Drinking two tablespoons of virgin olive oil every morning on an empty stomach can improve the function of the digestive system and relieve constipation with long-term consumption.
Virgin olive oil: acidity value of not more than 3.3 virgin olive oil is of high quality, is made from olives fresh fruit in twenty-four hours pressed out of pure natural fruit juice by oil-water separation. It is pressed at low temperatures by mechanical or other physical means, without the addition of any preservatives or other chemical reagents. Biochemical indicators and sensory characteristics must meet the relevant standards.
Olive oil is rich in monounsaturated fatty acids - oleic acid, as well as vitamin A, vitamin B, vitamin D, vitamin E, vitamin K and antioxidants.
Olive oil is considered to be the most suitable oil for human nutrition among the fats found so far.
Olive oil is characterized by a high content of monounsaturated fatty acids.
Monounsaturated fatty acids in addition to supplying the human body with calories, but also adjust the ratio of high and low-density lipoprotein cholesterol in human plasma, which can increase the level of high-density lipoprotein HDL (good cholesterol) and reduce the level of low-density lipoprotein LDL (bad cholesterol), thus preventing the human body from cholesterol overload.
So, for people who are used to consuming meat food and have excessive intake of saturated fatty acids and cholesterol, choosing olive oil as cooking oil can effectively exert its function of lowering blood lipids, thus preventing the occurrence of hyperlipidemia, fatty liver, and protecting the heart, which can help to reduce the risk of hypertension, coronary heart disease, cerebral stroke and other expensive diseases.
Olive oil also has the following health functions:
1, anti-cancer can reduce the occurrence of cancer and enhance the therapeutic effect of chemotherapy and radiotherapy for cancer patients.
2, anti-aging and brain health. It can slow down the degeneration of nerve cell function and brain atrophy of the elderly, which can prevent and delay the occurrence of senile dementia.
3, anti-radiation frequent use of computers and often watch TV people, often eat good.
4, improve the function of the digestive system . Can promote bile secretion and radicalization of pancreatic enzyme activity, which can play a role in preventing and controlling gastric ulcers, duodenal ulcers and biliary tract diseases.
5, can enhance the bones of the mineral calcium absorption, is conducive to the prevention of osteoporosis.
6, the nutrients of olive oil and breast milk is similar, very easy to absorb, can promote the development of infants and young children's nerves and bones, so it is pregnant women and maternal excellent nutrition.

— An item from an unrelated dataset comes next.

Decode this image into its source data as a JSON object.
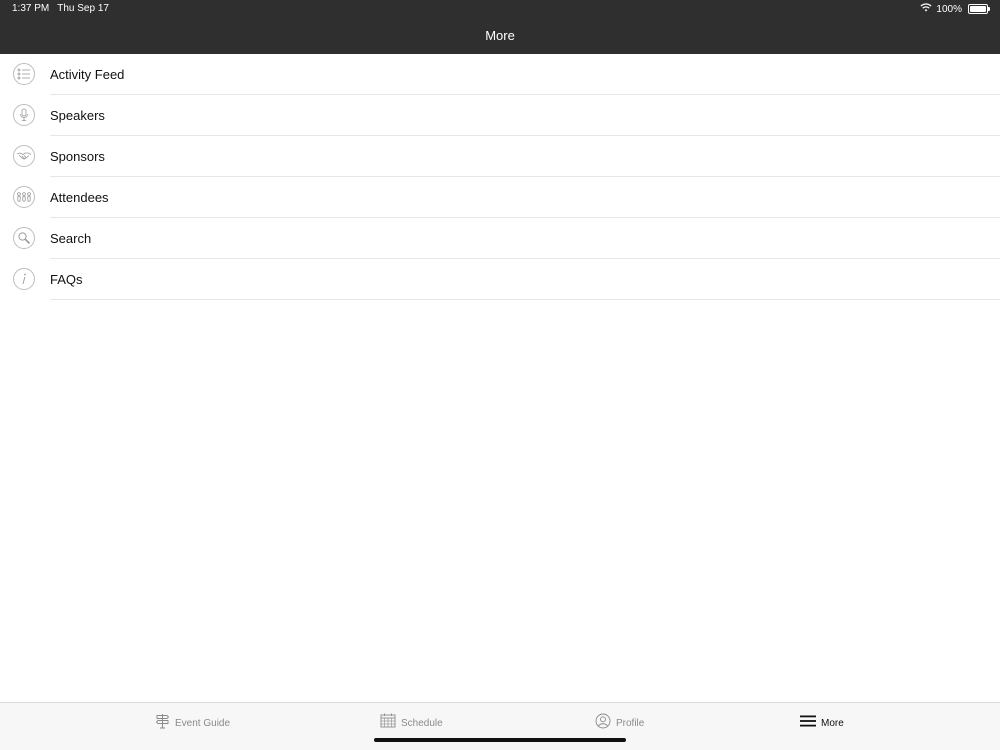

7, women often eat olive oil, can enhance skin elasticity, receive moisturizing beauty effect.
Expanded information:
1, a good olive oil has the following characteristics:
The traits of olive oil are closely related to the oil production process. Good quality olive oil is obtained by the cold pressing method and needs to be divided into channels from low pressure to high pressure. Low-pressure first-press olive oil has a light yellow color and is the most ideal oil for cooling and cooking.
Observation: the oil is translucent, thick, light yellow, yellow-green, blue-green, blue, up to blue-black. Deep colored olive oil has high acid value and is of poor quality, while pigments and other nutrients are destroyed in refined oil.

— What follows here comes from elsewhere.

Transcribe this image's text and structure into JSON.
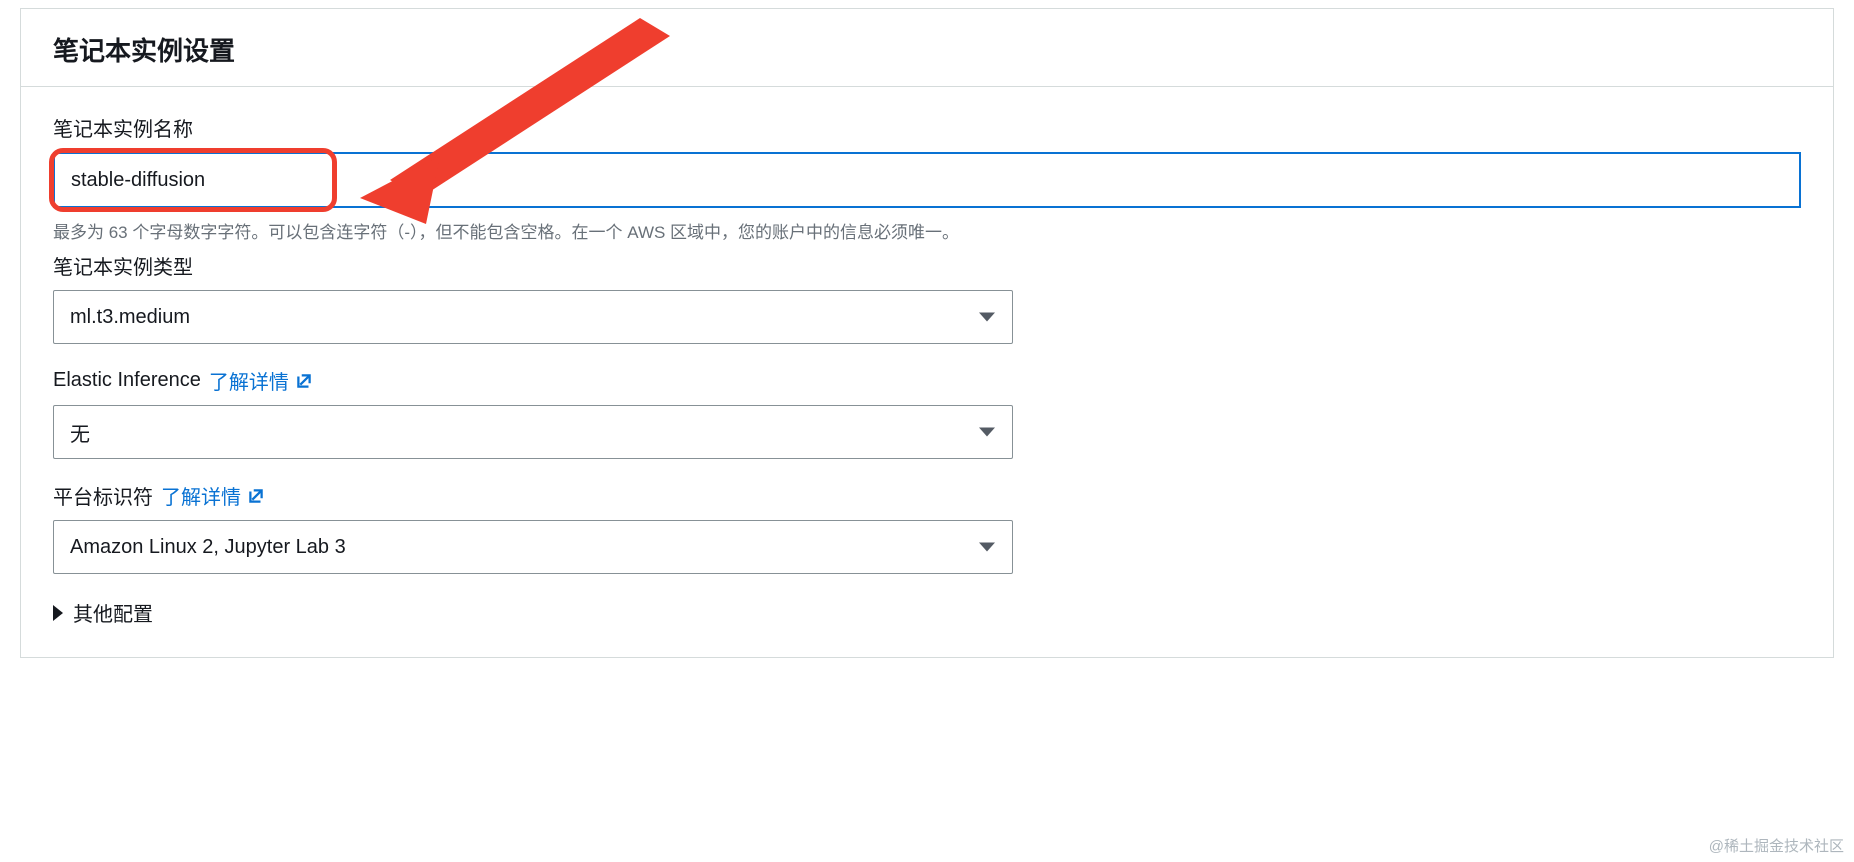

Smell: fruity, different species have different fruity flavors, oil tasters can even distinguish between 32 different olive fruity flavors such as licorice, creamy, fruity, chocolate and so on.
Taste: Smooth, slightly bitter, and spicy, with a pronounced sensation at the back of the throat and a lagging sensation of spiciness.
2, bad olive oil has the following characteristics:
Observation: the oil body is mixed, lack of translucent luster, indicating that the placement of a long time, began to oxidize. Light color, feel very thin, not thick, indicating that it is refined oil or blended oil.
Smell: stale smell, moldy damp smell, mud fishy smell, wine sour taste, metallic taste, harla smell and other odors. That means spoilage, or olives raw materials have problems, or improper storage.
Taste: there is an odor, or simply no flavor. This indicates deterioration, or refined oil or blended oil.